RENEE MONTAGNE, HOST:
In a century that has embroiled America into two long wars, it's been much talked about that few Americans actually serve, less than 1 percent in fact, and that is more remarkable when set against past wars - World War II and Korea - when millions of men were drafted and both men and women volunteered. We're going to meet one of those veterans in this report by NPR's Quil Lawrence on what it takes to care for them near the end of their lives.
QUIL LAWRENCE, BYLINE: You've seen places like Woodland Assisted Living in Hallowell, Maine - little white cupola with a weathervane, circular driveway, no steps, an automatic sliding door.
UNIDENTIFIED MAN: B-15. B-15.
LAWRENCE: And, yes, there is bingo.
UNIDENTIFIED MAN: N-42.
LAWRENCE: But it's not for everyone.
FLORENCE KELIHER: I'm not a bingo player. I love cribbage.
LAWRENCE: Cribbage was sort of the official game of anyone who was on a ship in World War II, like Florence Keliher.
KELIHER: I served during World War II in the Army Nurse Corps, and I was on Tinian, the little island in the South Pacific.
LAWRENCE: Keliher sailed across the Pacific to Tinian in 1945, a year after the U.S. took the island and set up an airstrip and a hospital.
KELIHER: We had a ward full of patients - airplane crashes and things like that. They flew from Tinian to Japan to bomb. Some of them had trouble taking off sometimes. I didn't call my work hard because I did a lot of chatting and things like that.
LAWRENCE: Keliher came home to Maine and worked as a VA nurse for 30 years. Now she's 92, and she needs some nursing help herself these days. So do a lot of veterans.
SCOTT SHREVE: This past year, out of all American deaths, 1 in 4 have been a veteran.
LAWRENCE: Dr. Scott Shreve directs hospice care for the VA nationwide. The VA took notice about 10 years ago when millions of World War II and Korea vets reached old age. One result has been a program called We Honor Veterans. Shreve says it's set up to help hospice workers ask patients the right questions.
SHREVE: Are you a veteran? How did that military experience impact your life? And how can we help work with you in perhaps dealing with some very difficult and intrusive memories as you come to the end of your life?
LAWRENCE: At the end of life, for example, PTSD can sometimes show up for the first time. VA hospitals have palliative care and hospice wards, but the vast majority of vets aren't in those hospitals; they stay near their families. The program aims to reach them where they live - people like Florence Keliher, who lives up the road from her son, Pat.
PAT: I've got the girls this weekend, so I'll bring them by.
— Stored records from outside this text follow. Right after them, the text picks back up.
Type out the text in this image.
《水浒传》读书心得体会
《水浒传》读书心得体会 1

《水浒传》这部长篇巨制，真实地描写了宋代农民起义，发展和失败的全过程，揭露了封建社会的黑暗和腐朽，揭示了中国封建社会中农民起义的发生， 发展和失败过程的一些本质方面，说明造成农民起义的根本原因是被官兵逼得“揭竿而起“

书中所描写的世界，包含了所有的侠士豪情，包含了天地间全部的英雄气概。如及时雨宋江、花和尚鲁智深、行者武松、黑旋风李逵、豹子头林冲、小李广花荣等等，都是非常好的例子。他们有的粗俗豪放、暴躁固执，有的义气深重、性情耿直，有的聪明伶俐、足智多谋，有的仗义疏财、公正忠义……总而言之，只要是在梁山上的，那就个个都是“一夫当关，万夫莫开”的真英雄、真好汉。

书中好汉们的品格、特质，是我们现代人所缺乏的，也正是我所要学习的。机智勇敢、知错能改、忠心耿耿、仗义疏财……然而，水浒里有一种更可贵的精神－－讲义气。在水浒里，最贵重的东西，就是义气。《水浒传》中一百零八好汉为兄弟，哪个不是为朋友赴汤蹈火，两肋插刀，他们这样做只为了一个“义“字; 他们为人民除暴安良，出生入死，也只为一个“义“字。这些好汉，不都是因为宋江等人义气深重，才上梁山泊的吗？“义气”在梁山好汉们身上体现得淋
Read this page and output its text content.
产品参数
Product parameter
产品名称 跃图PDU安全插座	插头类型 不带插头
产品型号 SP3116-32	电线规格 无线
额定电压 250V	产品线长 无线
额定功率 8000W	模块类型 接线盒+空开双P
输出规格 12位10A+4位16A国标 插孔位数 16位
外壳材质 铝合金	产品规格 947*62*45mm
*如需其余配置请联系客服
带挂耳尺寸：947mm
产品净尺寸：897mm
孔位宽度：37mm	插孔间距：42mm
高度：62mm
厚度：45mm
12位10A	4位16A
LAWRENCE: Pat stops in all the time, sometimes brings the grandchildren. They talk, but only in recent years has Florence said much about the war.
KELIHER: I don't remember talking about it. Do you remember hearing me tell a story?
PAT: Not until you wrote it down that one time. That's the first time I'd ever read it.
LAWRENCE: Her grandson typed up her stories about crawling under bullets in basic training and 16 days on a ship to the South Pacific, and about caring for young men as they lay dying of war wounds or malaria, calling out for their mothers. And now she's got more people she can talk with about all that.
KATHERYN ZWICKER: Hey, there. How are you?
KELIHER: Good.
ZWICKER: I haven't forgot about our cribbage game.
LAWRENCE: That's Katheryn Zwicker, she's a hospice volunteer who comes by as part of the We Honor Veterans campaign.
ZWICKER: We share an interest in reading, and we've swapped books and stories.
KELIHER: She has some interesting stories, too.
ZWICKER: Not as good as yours.
LAWRENCE: But only half the community hospices nationwide are taking advantage of the free program. VA officials say they'd like to get more on board. That's because half a million vets will be needing end-of-life care every year for the next five years. Quil Lawrence, NPR News.